Ce qu’il faut retenir

// Le crédit d’impôt pour la compétitivité et l’emploi (CICE) est un avantage fiscal qui permet à certaines entreprises de bénéficier d’une baisse de leurs cotisations sociales. Il sera remplacé en 2019 par un allégement de cotisations patronales de 10 % jusqu’à 1,5 fois le Smic et de 6 % entre 1,6 et 2,5 Smic.

// Avec un élargissement des salariés concernés par la mesure, le gouvernement entend notamment cibler les entreprises industrielles qui veulent exporter et aider ainsi à renforcer la compétitivité du secteur en France.

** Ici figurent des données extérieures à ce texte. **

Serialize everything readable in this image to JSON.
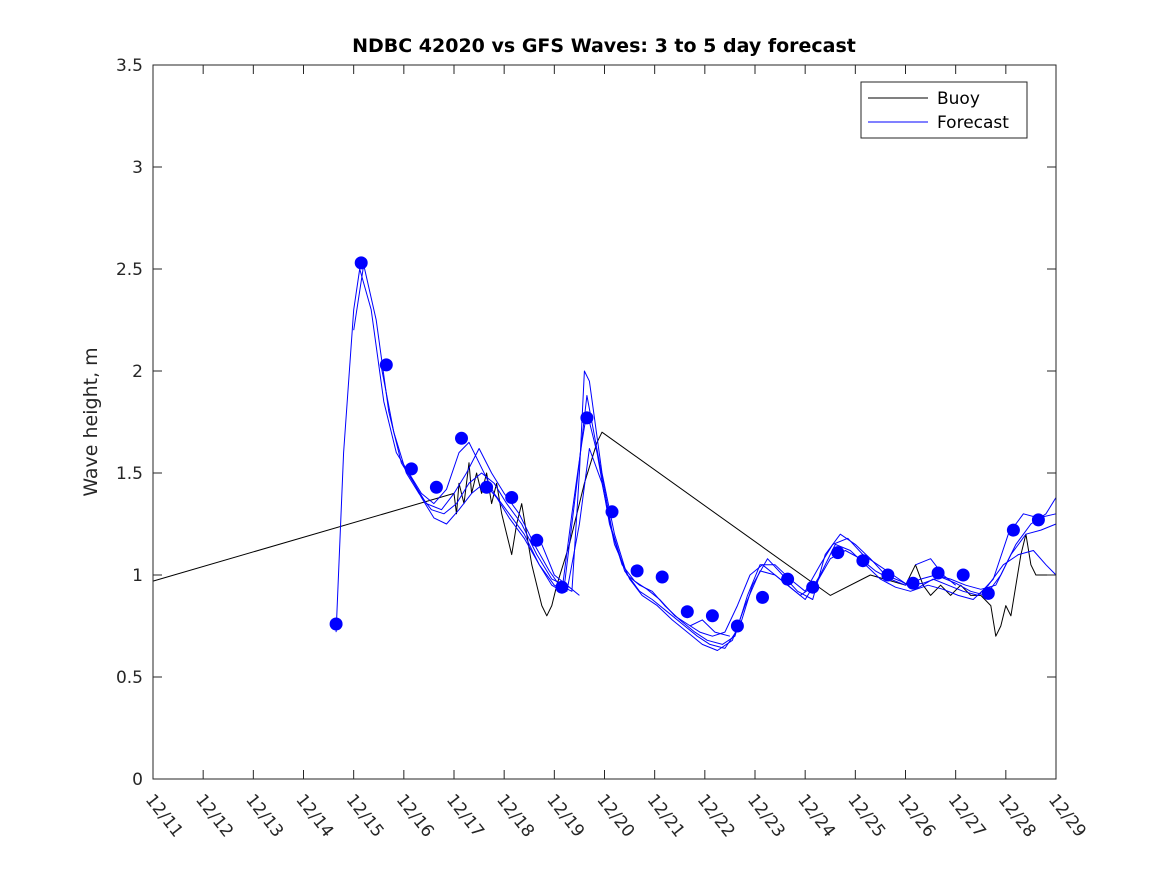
{
  "chart_data": {
    "type": "line",
    "title": "NDBC 42020 vs GFS Waves: 3 to 5 day forecast",
    "xlabel": "",
    "ylabel": "Wave height, m",
    "xlim": [
      0,
      18
    ],
    "ylim": [
      0,
      3.5
    ],
    "x_tick_labels": [
      "12/11",
      "12/12",
      "12/13",
      "12/14",
      "12/15",
      "12/16",
      "12/17",
      "12/18",
      "12/19",
      "12/20",
      "12/21",
      "12/22",
      "12/23",
      "12/24",
      "12/25",
      "12/26",
      "12/27",
      "12/28",
      "12/29"
    ],
    "y_ticks": [
      0,
      0.5,
      1,
      1.5,
      2,
      2.5,
      3,
      3.5
    ],
    "y_tick_labels": [
      "0",
      "0.5",
      "1",
      "1.5",
      "2",
      "2.5",
      "3",
      "3.5"
    ],
    "legend": [
      {
        "label": "Buoy",
        "color": "#000000"
      },
      {
        "label": "Forecast",
        "color": "#0000ff"
      }
    ],
    "legend_position": "top-right",
    "colors": {
      "buoy": "#000000",
      "forecast": "#0000ff"
    },
    "series": [
      {
        "name": "Buoy",
        "points": [
          [
            0,
            0.97
          ],
          [
            6.0,
            1.4
          ],
          [
            6.05,
            1.3
          ],
          [
            6.1,
            1.45
          ],
          [
            6.2,
            1.35
          ],
          [
            6.3,
            1.55
          ],
          [
            6.35,
            1.4
          ],
          [
            6.45,
            1.5
          ],
          [
            6.55,
            1.4
          ],
          [
            6.65,
            1.5
          ],
          [
            6.75,
            1.35
          ],
          [
            6.85,
            1.45
          ],
          [
            6.95,
            1.3
          ],
          [
            7.05,
            1.2
          ],
          [
            7.15,
            1.1
          ],
          [
            7.25,
            1.25
          ],
          [
            7.35,
            1.35
          ],
          [
            7.45,
            1.2
          ],
          [
            7.55,
            1.05
          ],
          [
            7.65,
            0.95
          ],
          [
            7.75,
            0.85
          ],
          [
            7.85,
            0.8
          ],
          [
            7.95,
            0.85
          ],
          [
            8.05,
            0.95
          ],
          [
            8.3,
            1.15
          ],
          [
            8.6,
            1.45
          ],
          [
            8.85,
            1.65
          ],
          [
            8.95,
            1.7
          ],
          [
            13.5,
            0.9
          ],
          [
            14.3,
            1.0
          ],
          [
            15.0,
            0.95
          ],
          [
            15.2,
            1.05
          ],
          [
            15.35,
            0.95
          ],
          [
            15.5,
            0.9
          ],
          [
            15.7,
            0.95
          ],
          [
            15.9,
            0.9
          ],
          [
            16.1,
            0.95
          ],
          [
            16.3,
            0.9
          ],
          [
            16.5,
            0.9
          ],
          [
            16.7,
            0.85
          ],
          [
            16.8,
            0.7
          ],
          [
            16.9,
            0.75
          ],
          [
            17.0,
            0.85
          ],
          [
            17.1,
            0.8
          ],
          [
            17.2,
            0.95
          ],
          [
            17.3,
            1.1
          ],
          [
            17.4,
            1.2
          ],
          [
            17.5,
            1.05
          ],
          [
            17.6,
            1.0
          ],
          [
            17.8,
            1.0
          ],
          [
            18.0,
            1.0
          ]
        ]
      },
      {
        "name": "Forecast run 1",
        "points": [
          [
            3.65,
            0.72
          ],
          [
            3.8,
            1.6
          ],
          [
            4.0,
            2.3
          ],
          [
            4.12,
            2.5
          ],
          [
            4.35,
            2.3
          ],
          [
            4.6,
            1.85
          ],
          [
            4.85,
            1.6
          ],
          [
            5.1,
            1.5
          ],
          [
            5.35,
            1.4
          ],
          [
            5.6,
            1.35
          ],
          [
            5.85,
            1.42
          ],
          [
            6.1,
            1.6
          ],
          [
            6.3,
            1.65
          ],
          [
            6.5,
            1.55
          ],
          [
            6.8,
            1.4
          ],
          [
            7.1,
            1.3
          ],
          [
            7.4,
            1.2
          ],
          [
            7.7,
            1.05
          ],
          [
            7.95,
            0.95
          ],
          [
            8.15,
            0.92
          ],
          [
            8.35,
            1.3
          ],
          [
            8.55,
            1.65
          ],
          [
            8.65,
            1.8
          ],
          [
            8.85,
            1.6
          ],
          [
            9.1,
            1.25
          ],
          [
            9.35,
            1.05
          ],
          [
            9.6,
            0.97
          ],
          [
            9.85,
            0.93
          ],
          [
            10.1,
            0.88
          ],
          [
            10.4,
            0.8
          ],
          [
            10.65,
            0.76
          ],
          [
            10.9,
            0.72
          ],
          [
            11.15,
            0.7
          ],
          [
            11.4,
            0.72
          ],
          [
            11.65,
            0.85
          ],
          [
            11.9,
            1.0
          ],
          [
            12.15,
            1.05
          ],
          [
            12.4,
            1.0
          ],
          [
            12.65,
            0.95
          ],
          [
            12.9,
            0.9
          ],
          [
            13.2,
            0.95
          ],
          [
            13.5,
            1.08
          ],
          [
            13.8,
            1.12
          ],
          [
            14.1,
            1.08
          ],
          [
            14.4,
            1.02
          ],
          [
            14.7,
            0.98
          ],
          [
            15.0,
            0.95
          ],
          [
            15.3,
            0.98
          ],
          [
            15.6,
            1.0
          ],
          [
            15.9,
            0.98
          ],
          [
            16.2,
            0.95
          ],
          [
            16.5,
            0.93
          ],
          [
            16.8,
            0.95
          ],
          [
            17.1,
            1.1
          ],
          [
            17.4,
            1.2
          ],
          [
            17.7,
            1.22
          ],
          [
            18.0,
            1.25
          ]
        ]
      },
      {
        "name": "Forecast run 2",
        "points": [
          [
            4.0,
            2.2
          ],
          [
            4.2,
            2.52
          ],
          [
            4.45,
            2.25
          ],
          [
            4.7,
            1.8
          ],
          [
            4.95,
            1.55
          ],
          [
            5.2,
            1.45
          ],
          [
            5.45,
            1.35
          ],
          [
            5.75,
            1.32
          ],
          [
            6.0,
            1.4
          ],
          [
            6.25,
            1.5
          ],
          [
            6.5,
            1.62
          ],
          [
            6.75,
            1.5
          ],
          [
            7.0,
            1.4
          ],
          [
            7.3,
            1.3
          ],
          [
            7.6,
            1.15
          ],
          [
            7.9,
            1.02
          ],
          [
            8.1,
            0.95
          ],
          [
            8.35,
            0.92
          ],
          [
            8.5,
            1.5
          ],
          [
            8.6,
            2.0
          ],
          [
            8.7,
            1.95
          ],
          [
            8.95,
            1.5
          ],
          [
            9.2,
            1.2
          ],
          [
            9.45,
            1.0
          ],
          [
            9.7,
            0.95
          ],
          [
            9.95,
            0.92
          ],
          [
            10.2,
            0.85
          ],
          [
            10.5,
            0.78
          ],
          [
            10.8,
            0.72
          ],
          [
            11.05,
            0.68
          ],
          [
            11.35,
            0.66
          ],
          [
            11.6,
            0.7
          ],
          [
            11.85,
            0.9
          ],
          [
            12.1,
            1.05
          ],
          [
            12.4,
            1.05
          ],
          [
            12.7,
            0.98
          ],
          [
            13.0,
            0.92
          ],
          [
            13.3,
            1.05
          ],
          [
            13.55,
            1.15
          ],
          [
            13.85,
            1.18
          ],
          [
            14.15,
            1.1
          ],
          [
            14.45,
            1.05
          ],
          [
            14.75,
            1.0
          ],
          [
            15.05,
            0.95
          ],
          [
            15.35,
            0.96
          ],
          [
            15.7,
            0.99
          ],
          [
            16.0,
            0.96
          ],
          [
            16.3,
            0.92
          ],
          [
            16.6,
            0.9
          ],
          [
            16.9,
            1.0
          ],
          [
            17.2,
            1.15
          ],
          [
            17.5,
            1.25
          ],
          [
            17.8,
            1.3
          ],
          [
            18.0,
            1.38
          ]
        ]
      },
      {
        "name": "Forecast run 3",
        "points": [
          [
            4.55,
            2.02
          ],
          [
            4.8,
            1.7
          ],
          [
            5.05,
            1.5
          ],
          [
            5.3,
            1.4
          ],
          [
            5.55,
            1.32
          ],
          [
            5.8,
            1.3
          ],
          [
            6.05,
            1.35
          ],
          [
            6.3,
            1.45
          ],
          [
            6.55,
            1.5
          ],
          [
            6.8,
            1.45
          ],
          [
            7.05,
            1.35
          ],
          [
            7.35,
            1.25
          ],
          [
            7.65,
            1.1
          ],
          [
            7.95,
            0.98
          ],
          [
            8.2,
            0.95
          ],
          [
            8.45,
            1.45
          ],
          [
            8.65,
            1.88
          ],
          [
            8.9,
            1.55
          ],
          [
            9.15,
            1.22
          ],
          [
            9.4,
            1.02
          ],
          [
            9.7,
            0.92
          ],
          [
            9.95,
            0.88
          ],
          [
            10.25,
            0.82
          ],
          [
            10.55,
            0.76
          ],
          [
            10.85,
            0.7
          ],
          [
            11.1,
            0.66
          ],
          [
            11.4,
            0.64
          ],
          [
            11.7,
            0.75
          ],
          [
            11.95,
            0.95
          ],
          [
            12.25,
            1.08
          ],
          [
            12.55,
            1.0
          ],
          [
            12.85,
            0.92
          ],
          [
            13.15,
            0.88
          ],
          [
            13.4,
            1.1
          ],
          [
            13.7,
            1.2
          ],
          [
            14.0,
            1.15
          ],
          [
            14.3,
            1.08
          ],
          [
            14.6,
            1.0
          ],
          [
            14.9,
            0.97
          ],
          [
            15.2,
            0.93
          ],
          [
            15.55,
            0.98
          ],
          [
            15.85,
            0.95
          ],
          [
            16.15,
            0.92
          ],
          [
            16.45,
            0.9
          ],
          [
            16.75,
            0.98
          ],
          [
            17.05,
            1.2
          ],
          [
            17.35,
            1.3
          ],
          [
            17.65,
            1.28
          ],
          [
            18.0,
            1.3
          ]
        ]
      },
      {
        "name": "Forecast run 4",
        "points": [
          [
            5.1,
            1.5
          ],
          [
            5.35,
            1.38
          ],
          [
            5.6,
            1.28
          ],
          [
            5.85,
            1.25
          ],
          [
            6.1,
            1.32
          ],
          [
            6.35,
            1.4
          ],
          [
            6.6,
            1.45
          ],
          [
            6.85,
            1.38
          ],
          [
            7.1,
            1.28
          ],
          [
            7.4,
            1.18
          ],
          [
            7.7,
            1.05
          ],
          [
            8.0,
            0.95
          ],
          [
            8.25,
            0.92
          ],
          [
            8.5,
            1.25
          ],
          [
            8.7,
            1.62
          ],
          [
            8.95,
            1.45
          ],
          [
            9.2,
            1.15
          ],
          [
            9.5,
            0.98
          ],
          [
            9.75,
            0.9
          ],
          [
            10.05,
            0.85
          ],
          [
            10.35,
            0.78
          ],
          [
            10.65,
            0.72
          ],
          [
            10.95,
            0.66
          ],
          [
            11.25,
            0.63
          ],
          [
            11.55,
            0.68
          ],
          [
            11.8,
            0.85
          ],
          [
            12.1,
            1.02
          ],
          [
            12.4,
            1.0
          ],
          [
            12.7,
            0.94
          ],
          [
            13.0,
            0.88
          ],
          [
            13.3,
            1.0
          ],
          [
            13.6,
            1.15
          ],
          [
            13.9,
            1.12
          ],
          [
            14.2,
            1.05
          ],
          [
            14.5,
            0.98
          ],
          [
            14.8,
            0.94
          ],
          [
            15.1,
            0.92
          ],
          [
            15.45,
            0.95
          ],
          [
            15.75,
            0.93
          ],
          [
            16.05,
            0.9
          ],
          [
            16.35,
            0.88
          ],
          [
            16.65,
            0.95
          ],
          [
            16.95,
            1.05
          ],
          [
            17.25,
            1.1
          ],
          [
            17.55,
            1.12
          ],
          [
            17.8,
            1.05
          ],
          [
            18.0,
            1.0
          ]
        ]
      },
      {
        "name": "Forecast run 5",
        "points": [
          [
            7.75,
            1.15
          ],
          [
            8.0,
            1.0
          ],
          [
            8.25,
            0.95
          ],
          [
            8.5,
            0.9
          ]
        ]
      },
      {
        "name": "Forecast run 6",
        "points": [
          [
            10.7,
            0.75
          ],
          [
            10.95,
            0.78
          ],
          [
            11.2,
            0.72
          ],
          [
            11.5,
            0.7
          ]
        ]
      },
      {
        "name": "Forecast run 7",
        "points": [
          [
            15.2,
            1.05
          ],
          [
            15.5,
            1.08
          ],
          [
            15.75,
            1.0
          ],
          [
            16.0,
            0.95
          ]
        ]
      },
      {
        "name": "Forecast markers",
        "points": [
          [
            3.65,
            0.76
          ],
          [
            4.15,
            2.53
          ],
          [
            4.65,
            2.03
          ],
          [
            5.15,
            1.52
          ],
          [
            5.65,
            1.43
          ],
          [
            6.15,
            1.67
          ],
          [
            6.65,
            1.43
          ],
          [
            7.15,
            1.38
          ],
          [
            7.65,
            1.17
          ],
          [
            8.15,
            0.94
          ],
          [
            8.65,
            1.77
          ],
          [
            9.15,
            1.31
          ],
          [
            9.65,
            1.02
          ],
          [
            10.15,
            0.99
          ],
          [
            10.65,
            0.82
          ],
          [
            11.15,
            0.8
          ],
          [
            11.65,
            0.75
          ],
          [
            12.15,
            0.89
          ],
          [
            12.65,
            0.98
          ],
          [
            13.15,
            0.94
          ],
          [
            13.65,
            1.11
          ],
          [
            14.15,
            1.07
          ],
          [
            14.65,
            1.0
          ],
          [
            15.15,
            0.96
          ],
          [
            15.65,
            1.01
          ],
          [
            16.15,
            1.0
          ],
          [
            16.65,
            0.91
          ],
          [
            17.15,
            1.22
          ],
          [
            17.65,
            1.27
          ]
        ]
      }
    ]
  }
}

// La mise en place de la réforme coûterait cher (2,9 milliards d’euros selon certains chiffrages).

En chiffres

17,9 milliards, C’est le coût pour les finances publiques du CICE en 2015. Source : Rapport du comité de suivi et d’évaluation du Crédit d’impôt pour la compétitivité et l’emploi (CICE), octobre 2017

7 % C’est le taux de réduction des charges patronales sur les salaires ne dépassant pas 2,5 fois le Smic (depuis le 1er janvier 2017). Source : www.service-public.fr

(1) Observatoire français des conjonctures économiques

(1) Laboratoire interdisciplinaire de recherches en sciences de l’action (Lirsa).

(2) Centre d’études de l’emploi et du travail (CEET).

(1) Union des industries et métiers de la métallurgie (UIMM).